The ideas of Margulis come from very well grounded observations in the field and laboratory as the various authors in this collection all testify to. She is a unique thinker in that she has created deep theoretical concepts all of which are deeply rooted in the living matter she studied.
Her collaborations on the Gaia hypothesis with James Lovelock are where we have some very convergent ideas. My own coming to see the earth system, or Gaia, as something akin to a living organism comes from the work of Robert Rosen who developed a very abstract way of coming to this kind of thinking. Rosen, a theoretical biologist, developed a model that was abstract but could be manipulated to create a strict dichotomy between the organism and the machine. When applied to the earth system the side of the dichotomy it falls into is unquestionably the non-machine or generalized organism.
Words make the discussion of these matters difficult because they carry unintended baggage when used for new ideas. Hence a lot of quibbling has gone on about words like machine and organism and the baggage has not been totally shed. One reason I find Rosen’s model so useful is that the definitions are clean and unambiguous. However as soon as you take the words out of that cleanly formulated context there is trouble and it appears throughout discussions of Margulis’ work on evolution and the earth system as the scenario for evolution. In the context of Rosen’s abstract models there is no muddiness. The only problem left, as far as I can see, is to marry the more empirical and history laden context that Margulis and others work with to this clean definition and we can see immediately that the what is important is not someone’s definition of organism but the distinction between the Cartesian reductionist worldview and one that treats complex wholes for what they are: irreducible entities that loose identity when broken apart.

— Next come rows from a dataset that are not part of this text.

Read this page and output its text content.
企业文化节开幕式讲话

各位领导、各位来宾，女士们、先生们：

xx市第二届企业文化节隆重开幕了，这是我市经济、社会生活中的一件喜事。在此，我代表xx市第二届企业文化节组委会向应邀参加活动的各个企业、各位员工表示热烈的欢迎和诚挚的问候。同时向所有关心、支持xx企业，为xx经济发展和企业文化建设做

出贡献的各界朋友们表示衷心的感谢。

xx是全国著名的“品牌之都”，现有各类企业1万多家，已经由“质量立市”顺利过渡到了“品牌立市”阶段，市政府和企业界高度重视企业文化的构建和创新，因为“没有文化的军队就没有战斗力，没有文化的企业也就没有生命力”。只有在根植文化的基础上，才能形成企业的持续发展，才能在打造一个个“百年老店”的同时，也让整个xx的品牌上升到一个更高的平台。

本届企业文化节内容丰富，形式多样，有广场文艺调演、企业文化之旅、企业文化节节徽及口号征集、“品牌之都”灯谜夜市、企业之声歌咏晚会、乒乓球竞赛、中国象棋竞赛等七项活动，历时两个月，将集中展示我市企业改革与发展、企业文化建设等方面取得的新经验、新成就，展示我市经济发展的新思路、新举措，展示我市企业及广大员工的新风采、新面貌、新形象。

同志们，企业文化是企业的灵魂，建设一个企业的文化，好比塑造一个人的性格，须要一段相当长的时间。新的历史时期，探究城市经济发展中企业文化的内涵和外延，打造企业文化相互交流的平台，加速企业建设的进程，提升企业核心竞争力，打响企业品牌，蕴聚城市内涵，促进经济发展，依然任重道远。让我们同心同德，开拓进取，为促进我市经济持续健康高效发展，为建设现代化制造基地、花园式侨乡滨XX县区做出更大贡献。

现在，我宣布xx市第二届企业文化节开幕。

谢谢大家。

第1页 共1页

The earth is a system. The breaking it down into parts like “biosphere” and “geological” and other reductions obscures the very essence of what life is all about on the planet. Margulis has done something truly remarkable because she has seen that the evolutionary origins of the system as a whole include the various parts in ways that can not be dissected apart without severe loss of meaning and understanding. No amount of picking about words can overcome the severe loss of knowledge reducing the system as we have been prone to do for hundreds of years have produced. Margulis has opened the door to seeing the planet as a “living” whole that is evolving in very special ways since Homo sapiens began to transform it. That is where her work converges with ours. I welcome the next round of understanding for it should be very fruitful.
There is but one chapter in the book by Margulis herself :Two Hit, Three Down-The Biggest Lie: David Ray Griffin’s Work Exposing 9/11. There is also a chapter by Griffin on Margulis where he very briefly mentions his work on the idea that 9/11 was a “false-flag operation”. I am not going to try to react to this. I have been a student of history long enough to know that the ability for governments to falsify and cover up goes back a long way. The history of the United States is replete with examples. This may indeed be another. I asked Dorion about the chapter but he would only respond with a request for specific questions. Therefore I can not add any insight as to why the chapter is here among all the rest except to make my own interpretation. The earth system is a whole. War and its consequences are as much a part of the contribution of our species to the whole as is our choice of carbon energy and other things such as the widespread use of poison and now genetic manipulation. If anything, this book is too kind to us as a species so this chapter reminds us of something about us that has had great influence on the earth system. I can guarantee that my book with Coffman will fill in quite a bit of the rest.